Sklearn compatible python class for Doc2VecC from the paper Efficient Vector Representation for Documents Through Corruption.
Developed with Python version: 3.6
Uses a custom python module created from the original C implementation https://github.com/mchen24/iclr2017
Also includes python_wrapper for calling the original C code. This C code is not included here but can be downloaded from the repo above.

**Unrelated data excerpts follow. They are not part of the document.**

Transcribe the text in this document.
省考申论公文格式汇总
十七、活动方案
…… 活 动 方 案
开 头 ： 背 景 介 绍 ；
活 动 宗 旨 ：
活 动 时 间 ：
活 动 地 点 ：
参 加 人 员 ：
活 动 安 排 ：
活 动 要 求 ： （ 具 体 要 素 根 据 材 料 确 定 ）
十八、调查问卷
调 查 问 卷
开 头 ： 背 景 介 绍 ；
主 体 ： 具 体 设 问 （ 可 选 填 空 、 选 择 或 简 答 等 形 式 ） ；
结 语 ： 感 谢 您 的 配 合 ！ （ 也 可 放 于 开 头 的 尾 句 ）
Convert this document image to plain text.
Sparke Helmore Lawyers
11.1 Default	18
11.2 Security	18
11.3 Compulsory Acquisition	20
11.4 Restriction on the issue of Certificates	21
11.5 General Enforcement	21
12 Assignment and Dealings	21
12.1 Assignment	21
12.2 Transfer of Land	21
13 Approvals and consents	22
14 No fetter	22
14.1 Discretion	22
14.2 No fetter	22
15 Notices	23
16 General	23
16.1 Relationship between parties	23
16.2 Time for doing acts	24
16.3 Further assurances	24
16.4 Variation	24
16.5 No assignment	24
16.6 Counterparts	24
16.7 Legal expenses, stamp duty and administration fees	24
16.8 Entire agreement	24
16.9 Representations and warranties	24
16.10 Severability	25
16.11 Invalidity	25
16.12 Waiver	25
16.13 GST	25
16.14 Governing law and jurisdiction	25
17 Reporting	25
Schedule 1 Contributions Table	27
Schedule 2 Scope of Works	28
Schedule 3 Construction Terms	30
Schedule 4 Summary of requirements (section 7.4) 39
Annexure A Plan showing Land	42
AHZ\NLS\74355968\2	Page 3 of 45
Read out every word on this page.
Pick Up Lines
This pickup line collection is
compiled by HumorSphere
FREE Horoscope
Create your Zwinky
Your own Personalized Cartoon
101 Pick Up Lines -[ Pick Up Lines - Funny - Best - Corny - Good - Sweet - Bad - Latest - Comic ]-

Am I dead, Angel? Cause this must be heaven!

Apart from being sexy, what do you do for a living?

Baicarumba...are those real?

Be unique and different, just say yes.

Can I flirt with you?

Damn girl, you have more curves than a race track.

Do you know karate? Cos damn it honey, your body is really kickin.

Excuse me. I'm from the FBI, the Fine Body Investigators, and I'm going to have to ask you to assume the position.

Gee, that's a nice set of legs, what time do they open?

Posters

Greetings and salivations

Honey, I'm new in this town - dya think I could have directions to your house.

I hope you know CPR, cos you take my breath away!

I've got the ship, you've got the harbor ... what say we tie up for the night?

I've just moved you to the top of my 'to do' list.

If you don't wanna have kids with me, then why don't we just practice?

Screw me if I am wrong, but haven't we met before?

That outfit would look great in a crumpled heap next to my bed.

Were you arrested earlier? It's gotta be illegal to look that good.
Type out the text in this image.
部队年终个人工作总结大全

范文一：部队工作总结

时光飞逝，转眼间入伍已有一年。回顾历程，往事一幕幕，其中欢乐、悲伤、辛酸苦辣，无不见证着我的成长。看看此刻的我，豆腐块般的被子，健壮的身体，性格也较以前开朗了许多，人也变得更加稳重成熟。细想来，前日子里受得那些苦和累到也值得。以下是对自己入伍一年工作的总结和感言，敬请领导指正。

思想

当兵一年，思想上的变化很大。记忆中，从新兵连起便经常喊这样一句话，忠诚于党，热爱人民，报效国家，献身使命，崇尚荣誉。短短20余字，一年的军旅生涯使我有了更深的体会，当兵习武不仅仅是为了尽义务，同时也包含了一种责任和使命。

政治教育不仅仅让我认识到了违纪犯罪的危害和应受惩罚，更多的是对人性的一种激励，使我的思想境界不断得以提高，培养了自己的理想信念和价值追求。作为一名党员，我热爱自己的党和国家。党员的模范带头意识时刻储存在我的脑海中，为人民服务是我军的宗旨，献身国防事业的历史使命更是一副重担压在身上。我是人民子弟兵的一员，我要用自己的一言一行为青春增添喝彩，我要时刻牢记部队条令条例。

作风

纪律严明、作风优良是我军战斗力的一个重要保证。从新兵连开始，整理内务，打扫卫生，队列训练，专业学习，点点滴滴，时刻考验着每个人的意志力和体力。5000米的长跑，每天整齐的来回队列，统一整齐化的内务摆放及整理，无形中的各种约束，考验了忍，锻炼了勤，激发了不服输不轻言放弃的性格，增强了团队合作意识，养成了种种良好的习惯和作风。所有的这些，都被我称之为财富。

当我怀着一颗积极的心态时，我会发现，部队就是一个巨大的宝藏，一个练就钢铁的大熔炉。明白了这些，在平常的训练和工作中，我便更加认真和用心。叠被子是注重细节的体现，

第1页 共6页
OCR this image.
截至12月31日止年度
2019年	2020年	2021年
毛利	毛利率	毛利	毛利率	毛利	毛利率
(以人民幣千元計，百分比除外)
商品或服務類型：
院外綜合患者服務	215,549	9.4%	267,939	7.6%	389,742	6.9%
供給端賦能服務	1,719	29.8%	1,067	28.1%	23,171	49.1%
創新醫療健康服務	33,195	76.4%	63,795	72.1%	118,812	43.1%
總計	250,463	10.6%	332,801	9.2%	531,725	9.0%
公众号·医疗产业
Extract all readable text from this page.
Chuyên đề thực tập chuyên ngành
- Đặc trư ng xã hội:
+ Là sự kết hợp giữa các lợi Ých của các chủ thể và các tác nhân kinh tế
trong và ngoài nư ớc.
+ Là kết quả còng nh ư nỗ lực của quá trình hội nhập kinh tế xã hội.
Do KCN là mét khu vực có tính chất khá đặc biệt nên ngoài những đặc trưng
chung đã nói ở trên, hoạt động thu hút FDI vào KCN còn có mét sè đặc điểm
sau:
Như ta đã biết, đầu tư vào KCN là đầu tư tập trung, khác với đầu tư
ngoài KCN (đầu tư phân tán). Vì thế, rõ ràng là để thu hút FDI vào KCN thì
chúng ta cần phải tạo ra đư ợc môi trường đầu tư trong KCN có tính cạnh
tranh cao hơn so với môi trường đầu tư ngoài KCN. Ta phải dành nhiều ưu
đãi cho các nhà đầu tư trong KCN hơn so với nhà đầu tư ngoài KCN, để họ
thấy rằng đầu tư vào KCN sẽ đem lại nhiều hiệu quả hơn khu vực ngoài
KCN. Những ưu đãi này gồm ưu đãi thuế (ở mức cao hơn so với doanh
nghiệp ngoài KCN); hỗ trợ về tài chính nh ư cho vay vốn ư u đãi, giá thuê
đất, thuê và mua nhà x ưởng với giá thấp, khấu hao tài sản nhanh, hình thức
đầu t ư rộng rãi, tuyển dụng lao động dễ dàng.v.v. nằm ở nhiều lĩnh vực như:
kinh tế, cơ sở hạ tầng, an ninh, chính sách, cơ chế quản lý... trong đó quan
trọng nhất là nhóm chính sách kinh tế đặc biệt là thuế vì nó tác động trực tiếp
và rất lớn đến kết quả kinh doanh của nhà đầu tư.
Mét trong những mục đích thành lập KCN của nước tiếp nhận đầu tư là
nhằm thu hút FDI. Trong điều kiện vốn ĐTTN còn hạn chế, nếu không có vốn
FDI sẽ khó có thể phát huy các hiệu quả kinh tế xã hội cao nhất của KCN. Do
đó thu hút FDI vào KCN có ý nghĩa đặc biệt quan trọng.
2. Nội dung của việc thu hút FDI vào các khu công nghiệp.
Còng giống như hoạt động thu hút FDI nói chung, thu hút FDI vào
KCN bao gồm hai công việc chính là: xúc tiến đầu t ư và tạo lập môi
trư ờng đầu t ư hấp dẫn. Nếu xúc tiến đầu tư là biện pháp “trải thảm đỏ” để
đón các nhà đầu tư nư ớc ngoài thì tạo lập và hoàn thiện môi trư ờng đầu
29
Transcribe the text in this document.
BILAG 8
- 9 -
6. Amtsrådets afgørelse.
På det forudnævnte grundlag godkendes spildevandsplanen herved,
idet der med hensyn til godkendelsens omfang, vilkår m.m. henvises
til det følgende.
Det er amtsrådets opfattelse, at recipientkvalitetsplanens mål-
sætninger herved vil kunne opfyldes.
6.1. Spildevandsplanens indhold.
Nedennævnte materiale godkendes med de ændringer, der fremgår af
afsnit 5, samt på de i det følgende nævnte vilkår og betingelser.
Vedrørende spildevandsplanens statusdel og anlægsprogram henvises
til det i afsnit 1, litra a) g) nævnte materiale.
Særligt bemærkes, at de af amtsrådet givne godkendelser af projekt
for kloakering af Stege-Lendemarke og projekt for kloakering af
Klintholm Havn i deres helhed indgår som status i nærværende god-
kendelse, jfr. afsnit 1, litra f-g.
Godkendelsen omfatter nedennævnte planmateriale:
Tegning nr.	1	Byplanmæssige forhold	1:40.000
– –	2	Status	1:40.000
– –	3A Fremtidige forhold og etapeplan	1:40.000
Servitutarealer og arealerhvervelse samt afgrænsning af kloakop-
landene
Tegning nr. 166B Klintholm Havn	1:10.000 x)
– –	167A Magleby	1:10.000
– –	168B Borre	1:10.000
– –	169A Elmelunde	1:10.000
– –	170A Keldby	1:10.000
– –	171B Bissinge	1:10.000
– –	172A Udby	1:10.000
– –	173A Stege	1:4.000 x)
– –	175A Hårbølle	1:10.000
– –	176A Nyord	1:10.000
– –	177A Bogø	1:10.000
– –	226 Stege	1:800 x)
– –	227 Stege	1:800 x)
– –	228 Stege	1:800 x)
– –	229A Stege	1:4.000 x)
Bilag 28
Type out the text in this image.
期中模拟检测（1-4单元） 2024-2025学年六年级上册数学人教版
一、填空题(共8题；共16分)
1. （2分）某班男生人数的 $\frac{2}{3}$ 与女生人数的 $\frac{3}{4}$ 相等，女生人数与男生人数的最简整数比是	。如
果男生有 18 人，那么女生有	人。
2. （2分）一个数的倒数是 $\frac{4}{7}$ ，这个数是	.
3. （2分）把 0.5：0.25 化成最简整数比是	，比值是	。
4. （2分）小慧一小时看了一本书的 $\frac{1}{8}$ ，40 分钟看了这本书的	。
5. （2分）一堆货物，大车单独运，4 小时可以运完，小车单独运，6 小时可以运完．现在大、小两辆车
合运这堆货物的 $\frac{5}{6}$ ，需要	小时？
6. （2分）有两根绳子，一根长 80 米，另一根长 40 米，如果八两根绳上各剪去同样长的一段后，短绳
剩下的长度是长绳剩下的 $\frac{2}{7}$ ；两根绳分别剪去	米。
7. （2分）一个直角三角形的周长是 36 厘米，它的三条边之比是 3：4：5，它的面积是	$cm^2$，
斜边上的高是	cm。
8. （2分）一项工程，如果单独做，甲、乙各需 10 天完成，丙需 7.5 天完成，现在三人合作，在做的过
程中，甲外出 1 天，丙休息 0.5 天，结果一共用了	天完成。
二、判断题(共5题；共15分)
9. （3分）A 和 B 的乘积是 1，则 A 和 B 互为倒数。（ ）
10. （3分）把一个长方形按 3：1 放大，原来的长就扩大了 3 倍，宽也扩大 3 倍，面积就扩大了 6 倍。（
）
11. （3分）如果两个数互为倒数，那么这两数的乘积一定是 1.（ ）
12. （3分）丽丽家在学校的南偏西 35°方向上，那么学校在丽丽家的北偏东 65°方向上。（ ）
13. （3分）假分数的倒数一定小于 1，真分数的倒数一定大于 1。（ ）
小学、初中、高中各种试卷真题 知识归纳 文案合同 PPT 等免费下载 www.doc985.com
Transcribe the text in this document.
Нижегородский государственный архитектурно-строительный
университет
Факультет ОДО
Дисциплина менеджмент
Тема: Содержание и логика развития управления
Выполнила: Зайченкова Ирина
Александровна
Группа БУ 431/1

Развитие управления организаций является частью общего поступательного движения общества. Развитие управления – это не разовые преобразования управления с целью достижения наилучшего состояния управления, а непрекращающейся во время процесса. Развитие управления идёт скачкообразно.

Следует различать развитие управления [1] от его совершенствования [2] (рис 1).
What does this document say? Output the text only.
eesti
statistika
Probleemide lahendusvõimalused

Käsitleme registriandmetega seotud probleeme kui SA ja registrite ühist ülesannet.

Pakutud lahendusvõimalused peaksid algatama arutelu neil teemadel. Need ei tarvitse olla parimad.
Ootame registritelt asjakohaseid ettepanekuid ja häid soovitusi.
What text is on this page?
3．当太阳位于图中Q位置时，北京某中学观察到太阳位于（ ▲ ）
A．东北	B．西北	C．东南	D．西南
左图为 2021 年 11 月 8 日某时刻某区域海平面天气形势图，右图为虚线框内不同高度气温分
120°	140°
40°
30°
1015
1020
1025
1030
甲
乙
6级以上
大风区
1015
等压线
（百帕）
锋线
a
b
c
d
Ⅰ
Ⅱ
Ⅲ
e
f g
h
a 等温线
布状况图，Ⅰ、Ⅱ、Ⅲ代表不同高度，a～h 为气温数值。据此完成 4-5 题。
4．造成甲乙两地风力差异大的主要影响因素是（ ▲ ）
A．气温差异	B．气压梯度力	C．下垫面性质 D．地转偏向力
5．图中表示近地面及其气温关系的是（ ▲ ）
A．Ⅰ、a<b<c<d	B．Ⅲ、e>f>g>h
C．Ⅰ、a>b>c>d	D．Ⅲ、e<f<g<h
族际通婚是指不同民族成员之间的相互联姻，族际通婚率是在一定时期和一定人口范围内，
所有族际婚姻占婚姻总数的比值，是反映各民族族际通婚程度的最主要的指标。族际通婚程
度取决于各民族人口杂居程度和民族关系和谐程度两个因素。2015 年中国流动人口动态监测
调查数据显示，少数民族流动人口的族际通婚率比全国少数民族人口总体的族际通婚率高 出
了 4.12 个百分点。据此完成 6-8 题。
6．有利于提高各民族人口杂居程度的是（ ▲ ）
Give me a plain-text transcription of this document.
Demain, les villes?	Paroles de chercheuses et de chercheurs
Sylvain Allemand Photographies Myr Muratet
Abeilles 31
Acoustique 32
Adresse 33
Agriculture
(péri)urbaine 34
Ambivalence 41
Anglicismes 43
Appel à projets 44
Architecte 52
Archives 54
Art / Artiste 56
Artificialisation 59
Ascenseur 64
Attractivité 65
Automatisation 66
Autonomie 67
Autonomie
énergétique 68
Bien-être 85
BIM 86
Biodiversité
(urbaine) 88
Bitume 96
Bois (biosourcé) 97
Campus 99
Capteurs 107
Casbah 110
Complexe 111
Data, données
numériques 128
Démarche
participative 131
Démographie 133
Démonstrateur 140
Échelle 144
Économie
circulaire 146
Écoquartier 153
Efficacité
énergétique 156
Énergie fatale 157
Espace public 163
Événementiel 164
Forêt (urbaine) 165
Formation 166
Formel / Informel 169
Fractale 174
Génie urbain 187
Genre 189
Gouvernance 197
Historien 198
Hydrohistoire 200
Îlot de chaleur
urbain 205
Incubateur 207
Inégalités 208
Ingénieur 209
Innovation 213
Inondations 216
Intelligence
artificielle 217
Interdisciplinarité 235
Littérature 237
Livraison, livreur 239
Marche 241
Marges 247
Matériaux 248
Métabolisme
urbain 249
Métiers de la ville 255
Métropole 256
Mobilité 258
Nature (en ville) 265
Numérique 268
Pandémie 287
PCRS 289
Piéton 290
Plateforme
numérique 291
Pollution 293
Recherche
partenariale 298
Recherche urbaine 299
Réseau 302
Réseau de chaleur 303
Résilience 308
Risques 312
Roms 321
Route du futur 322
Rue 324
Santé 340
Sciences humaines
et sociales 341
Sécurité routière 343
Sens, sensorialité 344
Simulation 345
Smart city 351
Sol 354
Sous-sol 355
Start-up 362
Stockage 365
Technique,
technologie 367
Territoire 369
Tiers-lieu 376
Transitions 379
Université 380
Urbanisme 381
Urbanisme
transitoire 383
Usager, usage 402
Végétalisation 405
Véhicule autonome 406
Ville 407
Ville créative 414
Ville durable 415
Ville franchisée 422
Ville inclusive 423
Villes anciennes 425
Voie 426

Install c_doc2vecc module with
python doc2vecc_extension_setup.py install
from doc2vecc import Doc2VecC
# Define training data
documents = ["Human machine interface for lab abc computer applications",
"Random access memory is volatile memory",
"Some other random text",
"Etc etc etc",
"Random text",
"Maybe some more text",
"How much wood would a woodchuck chuck if a woodchuck could chuck wood",
"Woodchuck would chuck as much wood as a woodchuck could chuck if a woodchuck could chuck wood",
]
# Tokenize documents
documents = [doc.split() for doc in documents]
# Train a model
model = Doc2VecC(verbose=0)
model.fit_transform(documents)
# Get similar words
print('Documents most similar to "random woodchuck":')
top5_similar = model.get_similar("random woodchuck", 5)
for i, (doc, score) in enumerate(top5_similar):
print(f'{i+1}. {documents[doc]} ({score})')